Le lendemain matin le vaisseau fit son entrée dans le port splendide de la
capitale du roi voisin. Les cloches des églises sonnaient, du haut des tours on
soufflait dans les trompettes tandis que les soldats sous les drapeaux flottants
présentaient les armes.
Chaque jour il y eut fête; bals et réceptions se succédaient mais la
princesse ne paraissait pas encore. On disait qu'elle était élevée au loin,
dans un couvent où lui étaient enseignées toutes les vertus royales.
Elle vint, enfin !
La petite sirène était fort impatiente de juger de sa beauté. Il lui fallut
reconnaître qu'elle n'avait jamais vu fille plus gracieuse. Sa peau était
douce et pâle et derrière les longs cils deux yeux fidèles, d'un bleu sombre,
souriaient. C'était la jeune fille du temple ...
- C'est toi ! dit le prince, je te retrouve - toi qui m'as sauvé lorsque je
gisais comme mort sur la grève ! Et il serra dans ses bras sa fiancée
rougissante. Oh ! je suis trop heureux, dit-il à la petite sirène. Voilà que
se réalise ce que je n'eusse jamais osé espérer. Toi qui m'aimes mieux que
tous les autres, tu te réjouiras de mon bonheur.
La petite sirène lui baisait les mains, mais elle sentait son coeur se briser.

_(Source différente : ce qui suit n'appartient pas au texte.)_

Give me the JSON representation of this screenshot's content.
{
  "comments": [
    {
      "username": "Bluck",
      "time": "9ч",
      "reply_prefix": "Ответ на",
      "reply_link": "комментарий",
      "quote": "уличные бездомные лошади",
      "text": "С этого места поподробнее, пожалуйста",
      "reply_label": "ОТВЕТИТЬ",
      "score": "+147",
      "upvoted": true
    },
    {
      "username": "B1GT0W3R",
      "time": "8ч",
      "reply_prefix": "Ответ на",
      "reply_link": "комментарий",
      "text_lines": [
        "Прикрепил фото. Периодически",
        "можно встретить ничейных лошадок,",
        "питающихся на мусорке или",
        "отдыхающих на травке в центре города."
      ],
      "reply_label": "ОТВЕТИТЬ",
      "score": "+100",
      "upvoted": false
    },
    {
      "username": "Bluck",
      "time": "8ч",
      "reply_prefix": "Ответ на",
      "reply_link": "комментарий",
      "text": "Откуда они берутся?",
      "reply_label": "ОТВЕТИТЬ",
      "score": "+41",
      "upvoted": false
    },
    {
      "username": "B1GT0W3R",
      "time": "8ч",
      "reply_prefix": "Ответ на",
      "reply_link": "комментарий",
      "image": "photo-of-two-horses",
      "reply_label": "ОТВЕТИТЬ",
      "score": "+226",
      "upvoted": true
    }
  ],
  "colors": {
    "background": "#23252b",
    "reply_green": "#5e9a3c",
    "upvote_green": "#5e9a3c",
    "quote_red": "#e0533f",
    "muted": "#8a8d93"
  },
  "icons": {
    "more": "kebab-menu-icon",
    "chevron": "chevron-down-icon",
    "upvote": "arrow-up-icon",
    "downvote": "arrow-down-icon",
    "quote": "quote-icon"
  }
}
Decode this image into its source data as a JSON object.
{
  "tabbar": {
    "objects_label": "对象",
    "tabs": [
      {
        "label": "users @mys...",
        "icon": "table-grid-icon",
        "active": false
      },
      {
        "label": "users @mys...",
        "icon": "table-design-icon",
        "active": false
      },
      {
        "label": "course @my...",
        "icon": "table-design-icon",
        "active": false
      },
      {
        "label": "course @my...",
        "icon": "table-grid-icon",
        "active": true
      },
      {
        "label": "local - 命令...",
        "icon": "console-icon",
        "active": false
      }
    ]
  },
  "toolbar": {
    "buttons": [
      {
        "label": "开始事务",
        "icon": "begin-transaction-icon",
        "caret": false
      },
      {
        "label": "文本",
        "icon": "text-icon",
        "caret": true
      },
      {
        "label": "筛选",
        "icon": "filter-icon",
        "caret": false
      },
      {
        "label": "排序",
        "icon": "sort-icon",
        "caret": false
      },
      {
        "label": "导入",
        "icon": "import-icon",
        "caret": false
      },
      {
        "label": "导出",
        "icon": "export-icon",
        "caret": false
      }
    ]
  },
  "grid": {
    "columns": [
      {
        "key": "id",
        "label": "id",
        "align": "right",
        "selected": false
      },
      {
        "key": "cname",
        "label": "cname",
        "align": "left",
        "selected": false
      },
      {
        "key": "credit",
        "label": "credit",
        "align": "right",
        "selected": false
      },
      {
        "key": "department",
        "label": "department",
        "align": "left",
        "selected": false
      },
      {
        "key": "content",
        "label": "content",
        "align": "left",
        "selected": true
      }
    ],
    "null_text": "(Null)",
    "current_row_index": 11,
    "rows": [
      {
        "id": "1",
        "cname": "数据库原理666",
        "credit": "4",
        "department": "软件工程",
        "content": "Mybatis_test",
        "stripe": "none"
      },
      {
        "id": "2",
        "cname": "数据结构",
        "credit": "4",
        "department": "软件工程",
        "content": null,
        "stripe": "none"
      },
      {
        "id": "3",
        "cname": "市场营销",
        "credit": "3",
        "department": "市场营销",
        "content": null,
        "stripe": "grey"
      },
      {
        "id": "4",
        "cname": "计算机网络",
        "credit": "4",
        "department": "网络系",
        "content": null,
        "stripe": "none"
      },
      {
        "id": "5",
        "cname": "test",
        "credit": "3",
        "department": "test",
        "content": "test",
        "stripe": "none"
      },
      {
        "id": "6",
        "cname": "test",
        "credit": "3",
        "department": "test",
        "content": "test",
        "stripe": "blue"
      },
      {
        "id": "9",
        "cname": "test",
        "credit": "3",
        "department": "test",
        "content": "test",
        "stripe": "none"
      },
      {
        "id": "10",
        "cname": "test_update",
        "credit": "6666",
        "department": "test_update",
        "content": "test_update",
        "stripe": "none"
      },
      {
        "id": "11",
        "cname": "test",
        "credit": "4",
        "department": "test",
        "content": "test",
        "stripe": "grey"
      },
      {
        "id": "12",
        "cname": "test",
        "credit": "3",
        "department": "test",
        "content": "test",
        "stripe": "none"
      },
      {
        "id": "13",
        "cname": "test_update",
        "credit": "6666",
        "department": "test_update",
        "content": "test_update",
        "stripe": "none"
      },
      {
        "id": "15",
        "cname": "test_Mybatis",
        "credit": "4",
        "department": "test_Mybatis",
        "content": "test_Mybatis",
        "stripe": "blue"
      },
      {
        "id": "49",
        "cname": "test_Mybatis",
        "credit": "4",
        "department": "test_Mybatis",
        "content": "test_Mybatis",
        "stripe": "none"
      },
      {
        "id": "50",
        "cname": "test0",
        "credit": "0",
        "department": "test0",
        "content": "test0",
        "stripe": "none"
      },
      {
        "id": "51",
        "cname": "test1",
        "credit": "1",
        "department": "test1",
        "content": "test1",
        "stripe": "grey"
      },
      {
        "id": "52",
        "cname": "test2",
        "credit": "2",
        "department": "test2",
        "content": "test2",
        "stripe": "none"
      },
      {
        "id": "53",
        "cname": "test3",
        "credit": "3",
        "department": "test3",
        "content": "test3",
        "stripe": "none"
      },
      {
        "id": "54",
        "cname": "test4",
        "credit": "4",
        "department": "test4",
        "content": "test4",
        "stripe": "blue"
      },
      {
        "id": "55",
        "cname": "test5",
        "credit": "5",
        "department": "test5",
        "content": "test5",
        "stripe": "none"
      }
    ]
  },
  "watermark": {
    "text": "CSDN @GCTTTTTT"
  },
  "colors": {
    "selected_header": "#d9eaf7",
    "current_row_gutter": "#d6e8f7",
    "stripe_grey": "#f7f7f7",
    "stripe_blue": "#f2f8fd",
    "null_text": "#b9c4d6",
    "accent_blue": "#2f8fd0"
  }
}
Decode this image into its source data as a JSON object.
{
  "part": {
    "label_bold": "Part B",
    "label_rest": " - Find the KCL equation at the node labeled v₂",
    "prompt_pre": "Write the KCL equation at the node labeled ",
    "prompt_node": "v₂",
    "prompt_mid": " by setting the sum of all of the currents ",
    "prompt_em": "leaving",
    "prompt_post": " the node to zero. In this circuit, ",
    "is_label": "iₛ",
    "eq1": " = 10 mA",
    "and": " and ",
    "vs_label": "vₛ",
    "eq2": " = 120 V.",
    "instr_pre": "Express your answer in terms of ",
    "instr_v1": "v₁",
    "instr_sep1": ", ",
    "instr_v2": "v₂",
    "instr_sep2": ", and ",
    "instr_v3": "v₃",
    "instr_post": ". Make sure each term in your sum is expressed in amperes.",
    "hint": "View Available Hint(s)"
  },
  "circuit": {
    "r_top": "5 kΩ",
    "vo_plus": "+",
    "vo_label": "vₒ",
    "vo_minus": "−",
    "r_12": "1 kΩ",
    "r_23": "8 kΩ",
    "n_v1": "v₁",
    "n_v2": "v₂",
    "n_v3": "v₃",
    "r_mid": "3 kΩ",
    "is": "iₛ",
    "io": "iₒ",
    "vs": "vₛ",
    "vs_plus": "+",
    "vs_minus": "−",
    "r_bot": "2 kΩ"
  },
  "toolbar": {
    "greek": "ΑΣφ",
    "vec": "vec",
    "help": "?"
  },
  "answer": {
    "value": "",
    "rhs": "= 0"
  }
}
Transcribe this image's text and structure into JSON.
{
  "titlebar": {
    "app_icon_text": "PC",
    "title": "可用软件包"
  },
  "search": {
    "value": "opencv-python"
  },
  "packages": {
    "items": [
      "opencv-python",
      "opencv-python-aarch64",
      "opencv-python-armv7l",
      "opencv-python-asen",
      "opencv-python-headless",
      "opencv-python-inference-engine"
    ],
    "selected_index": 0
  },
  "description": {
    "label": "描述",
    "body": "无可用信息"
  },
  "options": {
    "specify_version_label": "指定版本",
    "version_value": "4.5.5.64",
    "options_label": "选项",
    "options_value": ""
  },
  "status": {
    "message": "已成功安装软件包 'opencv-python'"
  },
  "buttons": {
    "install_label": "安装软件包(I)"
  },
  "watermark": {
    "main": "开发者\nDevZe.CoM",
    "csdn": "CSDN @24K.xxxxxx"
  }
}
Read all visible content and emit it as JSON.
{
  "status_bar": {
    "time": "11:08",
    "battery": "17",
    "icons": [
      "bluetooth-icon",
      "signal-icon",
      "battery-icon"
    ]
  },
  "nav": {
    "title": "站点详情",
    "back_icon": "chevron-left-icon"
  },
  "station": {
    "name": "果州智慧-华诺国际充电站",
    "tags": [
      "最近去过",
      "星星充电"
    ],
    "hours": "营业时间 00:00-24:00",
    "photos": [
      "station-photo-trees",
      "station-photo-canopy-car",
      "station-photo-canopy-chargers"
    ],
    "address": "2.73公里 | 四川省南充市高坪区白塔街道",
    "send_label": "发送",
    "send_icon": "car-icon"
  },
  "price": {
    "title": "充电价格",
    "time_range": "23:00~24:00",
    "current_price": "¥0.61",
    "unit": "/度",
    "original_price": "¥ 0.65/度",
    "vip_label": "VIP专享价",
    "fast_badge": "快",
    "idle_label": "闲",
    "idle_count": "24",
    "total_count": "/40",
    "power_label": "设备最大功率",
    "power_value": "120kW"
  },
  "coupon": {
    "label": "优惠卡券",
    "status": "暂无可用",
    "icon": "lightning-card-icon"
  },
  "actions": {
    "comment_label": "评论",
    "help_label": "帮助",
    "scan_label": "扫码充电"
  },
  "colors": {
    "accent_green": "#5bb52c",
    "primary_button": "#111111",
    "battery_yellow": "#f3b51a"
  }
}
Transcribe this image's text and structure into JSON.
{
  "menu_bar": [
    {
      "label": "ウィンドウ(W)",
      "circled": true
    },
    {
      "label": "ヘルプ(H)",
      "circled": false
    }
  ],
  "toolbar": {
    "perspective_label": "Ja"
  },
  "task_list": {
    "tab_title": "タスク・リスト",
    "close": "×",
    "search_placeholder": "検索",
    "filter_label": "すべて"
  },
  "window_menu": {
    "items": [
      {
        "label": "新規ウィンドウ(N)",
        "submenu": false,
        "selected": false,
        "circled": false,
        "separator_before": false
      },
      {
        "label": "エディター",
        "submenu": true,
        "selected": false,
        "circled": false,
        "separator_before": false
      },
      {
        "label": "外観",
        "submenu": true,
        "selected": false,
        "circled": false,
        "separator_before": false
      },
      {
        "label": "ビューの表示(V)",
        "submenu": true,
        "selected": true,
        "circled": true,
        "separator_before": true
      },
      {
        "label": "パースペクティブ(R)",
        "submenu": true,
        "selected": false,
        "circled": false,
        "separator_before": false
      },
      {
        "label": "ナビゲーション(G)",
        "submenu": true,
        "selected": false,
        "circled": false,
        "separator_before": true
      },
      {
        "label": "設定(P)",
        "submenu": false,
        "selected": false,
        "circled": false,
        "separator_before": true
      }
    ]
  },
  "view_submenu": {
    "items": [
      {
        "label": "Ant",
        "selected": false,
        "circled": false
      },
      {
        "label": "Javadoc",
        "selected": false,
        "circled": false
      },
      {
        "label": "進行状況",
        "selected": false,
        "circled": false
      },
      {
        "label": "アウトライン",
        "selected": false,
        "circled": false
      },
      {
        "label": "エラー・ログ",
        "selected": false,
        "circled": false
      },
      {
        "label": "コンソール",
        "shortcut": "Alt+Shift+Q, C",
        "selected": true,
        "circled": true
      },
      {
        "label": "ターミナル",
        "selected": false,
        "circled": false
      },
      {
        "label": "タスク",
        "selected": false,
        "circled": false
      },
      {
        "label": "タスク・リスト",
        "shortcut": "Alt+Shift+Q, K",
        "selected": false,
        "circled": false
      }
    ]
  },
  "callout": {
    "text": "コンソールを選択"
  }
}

Ne devait-elle pas mourir au matin qui suivrait les noces ? Mourir et n'être
plus qu'écume sur la mer !
Des hérauts parcouraient les rues à cheval proclamant les fiançailles. Bientôt
toutes les cloches des églises sonnèrent, sur tous les autels des huiles
parfumées brûlaient dans de précieux vases d'argent, les prêtres balancèrent
les encensoirs et les époux se tendirent la main et reçurent la bénédiction
de l'évêque.
La petite sirène, vêtue de soie et d'or, tenait la traîne de la mariée mais
elle n'entendait pas la musique sacrée, ses yeux ne voyaient pas la cérémonie
sainte, elle pensait à la nuit de sa mort, à tout ce qu'elle avait perdu en ce
monde.
Le soir même les époux s'embarquèrent aux salves des canons, sous les
drapeaux flottants.
Au milieu du pont, une tente d'or et de pourpre avait été dressée, garnie de
coussins moelleux où les époux reposeraient dans le calme et la fraicheur de
la nuit.
Les voiles se gonflèrent au vent et le bateau glissa sans effort et sans
presque se balancer sur la mer limpide. La nuit venue on alluma des lumières de
toutes les couleurs et les marins se mirent à danser.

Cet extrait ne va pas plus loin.